Financing Adjustments
The following adjustments have been made to the accompanying unaudited pro forma combined balance sheet to reflect the Financing Transactions:
 
(e)
Represents $1.653 billion in cash received through concurrent offerings subsequent to June 30, 2015 of $1.0 billion of senior notes, $303 million of WPX common stock, and $350 million of mandatory convertible preferred stock. The cash received is before fees as described in (h) below.
(f)
Reflects the cash used for repayment of the $585 million outstanding under RKI’s revolving credit facility as of June 30, 2015 and the satisfaction and discharge of RKI’s long-term debt consisting of a principal amount of $400 million and a make-whole premium of $55 million.
(g)
Reflects the expense of the $55 million make-whole premium noted in (f) above and the corresponding tax impact of $20 million. Also included is the expensing of approximately $39 million of advisory fees, bridge financing commitments and other fees associated with the Acquisition; offset by the corresponding tax impact of $11 million.
(h)
Reflects $84 million for the following estimated fees:
$23 million comprised of $15 million in debt issuance costs for underwriting, banking, legal and accounting fees associated with the debt offering and $8 million of fees to amend certain terms of our revolving credit facility;
$11 million related to fees associated with the proposed issuance of mandatory convertible preferred stock;
$11 million related to fees associated with the proposed issuance of WPX common stock; and
$39 million of advisory fees, bridge financing commitments and other fees noted in (g) above associated with the Acquisition.
(i)
Represents $475 million of borrowings on our revolving credit facility to complete the Acquisition based on cash and cash equivalents as of June 30, 2015.

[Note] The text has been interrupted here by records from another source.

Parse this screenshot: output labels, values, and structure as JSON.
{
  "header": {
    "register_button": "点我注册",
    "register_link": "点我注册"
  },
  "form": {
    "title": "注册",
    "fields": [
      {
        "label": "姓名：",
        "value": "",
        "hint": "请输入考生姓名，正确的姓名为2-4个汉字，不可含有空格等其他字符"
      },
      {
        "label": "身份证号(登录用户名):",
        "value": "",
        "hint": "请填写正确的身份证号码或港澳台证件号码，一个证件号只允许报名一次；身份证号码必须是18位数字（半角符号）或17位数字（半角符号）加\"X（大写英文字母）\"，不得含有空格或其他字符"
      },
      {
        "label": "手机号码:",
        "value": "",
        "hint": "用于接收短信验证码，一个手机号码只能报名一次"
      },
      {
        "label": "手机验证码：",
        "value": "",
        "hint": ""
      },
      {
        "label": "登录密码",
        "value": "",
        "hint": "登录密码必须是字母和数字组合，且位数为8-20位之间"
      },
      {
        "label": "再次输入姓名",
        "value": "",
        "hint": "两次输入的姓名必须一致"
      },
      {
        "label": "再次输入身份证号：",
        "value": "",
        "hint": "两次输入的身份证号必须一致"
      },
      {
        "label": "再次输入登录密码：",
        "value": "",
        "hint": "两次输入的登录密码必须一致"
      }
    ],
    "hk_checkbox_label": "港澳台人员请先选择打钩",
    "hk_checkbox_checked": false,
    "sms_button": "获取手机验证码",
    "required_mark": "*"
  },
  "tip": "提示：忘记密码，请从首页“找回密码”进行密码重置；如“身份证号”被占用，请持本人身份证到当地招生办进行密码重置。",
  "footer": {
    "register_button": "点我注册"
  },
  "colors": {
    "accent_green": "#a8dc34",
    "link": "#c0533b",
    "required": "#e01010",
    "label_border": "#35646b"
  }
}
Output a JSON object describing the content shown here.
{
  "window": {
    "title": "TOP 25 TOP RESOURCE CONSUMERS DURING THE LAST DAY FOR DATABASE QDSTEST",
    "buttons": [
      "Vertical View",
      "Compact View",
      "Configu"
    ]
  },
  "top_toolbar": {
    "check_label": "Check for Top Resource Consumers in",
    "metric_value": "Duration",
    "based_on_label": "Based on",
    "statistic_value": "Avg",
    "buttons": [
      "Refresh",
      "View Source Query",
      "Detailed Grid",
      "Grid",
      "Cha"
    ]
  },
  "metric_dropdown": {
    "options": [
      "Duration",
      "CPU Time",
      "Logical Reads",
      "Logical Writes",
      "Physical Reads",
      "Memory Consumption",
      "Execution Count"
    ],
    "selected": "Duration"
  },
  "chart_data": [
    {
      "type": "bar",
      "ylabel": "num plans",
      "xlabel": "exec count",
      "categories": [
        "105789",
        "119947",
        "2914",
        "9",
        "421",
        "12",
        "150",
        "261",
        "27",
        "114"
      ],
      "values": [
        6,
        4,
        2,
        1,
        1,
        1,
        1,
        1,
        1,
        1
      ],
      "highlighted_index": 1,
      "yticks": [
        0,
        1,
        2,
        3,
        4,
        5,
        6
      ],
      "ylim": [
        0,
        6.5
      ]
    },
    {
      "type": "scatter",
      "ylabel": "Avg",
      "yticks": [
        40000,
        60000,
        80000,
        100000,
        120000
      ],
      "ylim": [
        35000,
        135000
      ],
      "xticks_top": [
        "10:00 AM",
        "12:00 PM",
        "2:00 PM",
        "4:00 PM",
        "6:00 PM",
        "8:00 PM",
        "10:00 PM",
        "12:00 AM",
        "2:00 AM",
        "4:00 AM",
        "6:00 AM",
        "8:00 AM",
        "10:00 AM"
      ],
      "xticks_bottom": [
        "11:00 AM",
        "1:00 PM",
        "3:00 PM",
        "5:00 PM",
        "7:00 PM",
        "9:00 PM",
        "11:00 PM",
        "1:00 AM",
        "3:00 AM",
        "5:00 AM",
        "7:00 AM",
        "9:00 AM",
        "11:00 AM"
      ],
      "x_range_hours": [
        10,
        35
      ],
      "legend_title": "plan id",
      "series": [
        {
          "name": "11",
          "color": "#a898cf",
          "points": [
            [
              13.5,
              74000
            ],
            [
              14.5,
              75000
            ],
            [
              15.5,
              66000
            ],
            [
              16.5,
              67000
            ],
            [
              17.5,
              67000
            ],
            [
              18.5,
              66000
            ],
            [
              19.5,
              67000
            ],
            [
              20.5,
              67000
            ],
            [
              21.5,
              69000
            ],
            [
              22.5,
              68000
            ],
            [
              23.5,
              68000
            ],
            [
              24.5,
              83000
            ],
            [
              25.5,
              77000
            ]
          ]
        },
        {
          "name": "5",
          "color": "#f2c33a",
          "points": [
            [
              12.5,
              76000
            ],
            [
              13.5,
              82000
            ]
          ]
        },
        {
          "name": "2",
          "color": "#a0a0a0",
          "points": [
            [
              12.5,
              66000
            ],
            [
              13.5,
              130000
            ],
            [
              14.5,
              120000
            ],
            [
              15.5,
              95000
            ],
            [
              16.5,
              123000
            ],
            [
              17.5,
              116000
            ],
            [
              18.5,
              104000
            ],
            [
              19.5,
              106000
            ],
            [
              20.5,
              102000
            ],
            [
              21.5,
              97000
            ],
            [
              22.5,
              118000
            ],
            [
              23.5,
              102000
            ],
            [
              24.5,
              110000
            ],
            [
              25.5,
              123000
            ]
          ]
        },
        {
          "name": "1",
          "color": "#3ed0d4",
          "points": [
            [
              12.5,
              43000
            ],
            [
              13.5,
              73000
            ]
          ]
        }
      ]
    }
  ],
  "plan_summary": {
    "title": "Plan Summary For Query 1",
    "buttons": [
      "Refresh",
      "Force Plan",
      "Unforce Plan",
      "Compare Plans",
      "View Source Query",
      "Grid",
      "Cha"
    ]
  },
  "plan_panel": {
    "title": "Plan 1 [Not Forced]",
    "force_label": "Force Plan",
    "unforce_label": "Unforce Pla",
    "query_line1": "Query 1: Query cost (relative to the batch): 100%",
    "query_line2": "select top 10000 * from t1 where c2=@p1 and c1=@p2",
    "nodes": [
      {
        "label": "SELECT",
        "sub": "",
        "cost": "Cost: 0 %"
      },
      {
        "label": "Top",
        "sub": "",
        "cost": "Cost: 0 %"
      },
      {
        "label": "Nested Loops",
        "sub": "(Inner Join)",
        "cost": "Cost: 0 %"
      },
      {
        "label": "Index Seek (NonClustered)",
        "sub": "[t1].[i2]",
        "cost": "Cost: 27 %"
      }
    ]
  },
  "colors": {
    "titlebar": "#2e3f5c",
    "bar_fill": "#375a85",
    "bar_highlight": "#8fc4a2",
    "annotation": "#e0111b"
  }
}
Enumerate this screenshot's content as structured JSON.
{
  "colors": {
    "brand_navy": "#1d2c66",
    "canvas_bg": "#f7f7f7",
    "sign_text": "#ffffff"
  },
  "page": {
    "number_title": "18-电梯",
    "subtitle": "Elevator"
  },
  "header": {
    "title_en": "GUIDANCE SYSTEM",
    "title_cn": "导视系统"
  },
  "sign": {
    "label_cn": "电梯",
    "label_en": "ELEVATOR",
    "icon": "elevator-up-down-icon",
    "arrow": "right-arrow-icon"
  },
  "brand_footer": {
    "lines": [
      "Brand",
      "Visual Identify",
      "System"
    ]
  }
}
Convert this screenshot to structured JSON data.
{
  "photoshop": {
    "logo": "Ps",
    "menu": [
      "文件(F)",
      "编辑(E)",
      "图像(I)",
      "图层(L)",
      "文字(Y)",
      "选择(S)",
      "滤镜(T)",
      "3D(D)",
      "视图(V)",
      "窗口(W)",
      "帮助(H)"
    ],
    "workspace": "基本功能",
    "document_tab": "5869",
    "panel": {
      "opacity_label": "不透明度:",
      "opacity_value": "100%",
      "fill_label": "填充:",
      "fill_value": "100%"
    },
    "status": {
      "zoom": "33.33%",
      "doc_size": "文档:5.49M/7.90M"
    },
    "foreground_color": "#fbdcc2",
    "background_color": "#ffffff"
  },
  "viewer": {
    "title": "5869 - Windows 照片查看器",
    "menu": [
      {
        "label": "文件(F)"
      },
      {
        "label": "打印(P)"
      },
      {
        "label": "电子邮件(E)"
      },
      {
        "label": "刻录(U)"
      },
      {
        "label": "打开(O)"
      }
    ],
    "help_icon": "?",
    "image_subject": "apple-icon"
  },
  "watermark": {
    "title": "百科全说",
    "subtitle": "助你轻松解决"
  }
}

Note 2. Unaudited Pro Forma Condensed Combined Statements of Operations
RKI Disposition
The amounts presented are primarily adjustments necessary to reflect the removal of the results of operations of the Powder River Basin and other properties outside the Delaware Basin from RKI’s consolidated historical financial statements.
Acquisition Adjustments
The following adjustments have been made to the accompanying unaudited pro forma combined statements of operations to reflect the acquisition transactions related to the Acquisition:
 
(j)
Reflects additional DD&A expense resulting from the increased basis of property, plant and equipment acquired.

8



(k)
Reflects 40 million shares of WPX common stock issued to RKI equity holders as a portion of the consideration for the Acquisition.
(n)
Represents an estimated tax impact of pretax pro forma adjustments.
Financing Adjustments
The following adjustments have been made to the accompanying unaudited pro forma combined statements of operations to reflect the financing transactions related to the Acquisition: 
(l)
Reflects a weighted average interest rate of 7.875 percent in respect to an aggregate of $1.0 billion of senior notes issued as part of the Financing Transactions. Interest expense also assumes a weighted average interest rate of 2.25 percent in respect to $475 million of borrowings on our revolving credit facility. Also included are estimated amortization of debt issuance costs related to the notes offerings. Such costs are amortized over the terms of the associated debt.
(m)
Reflects the elimination of RKI remaining interest expense assuming no outstanding debt for the reporting periods.
(n)
Represents an estimated tax impact of pretax pro forma adjustments.
(o)
Reflects dividends on the 6.25 percent mandatory convertible preferred stock issued as part of the Financing Transactions.
(p)
Includes 30 million shares of common stock, reflecting gross proceeds of $303 million at the public offering price of $10.10 per share. For purposes of the calculation of shares for diluted earnings per share, the conversion of mandatory convertible preferred stock under the if-converted method would result in an additional 34.7 million common shares outstanding; however, no adjustment for these shares is reflected in the number of shares used in the diluted earnings per share calculations as they would be antidilutive.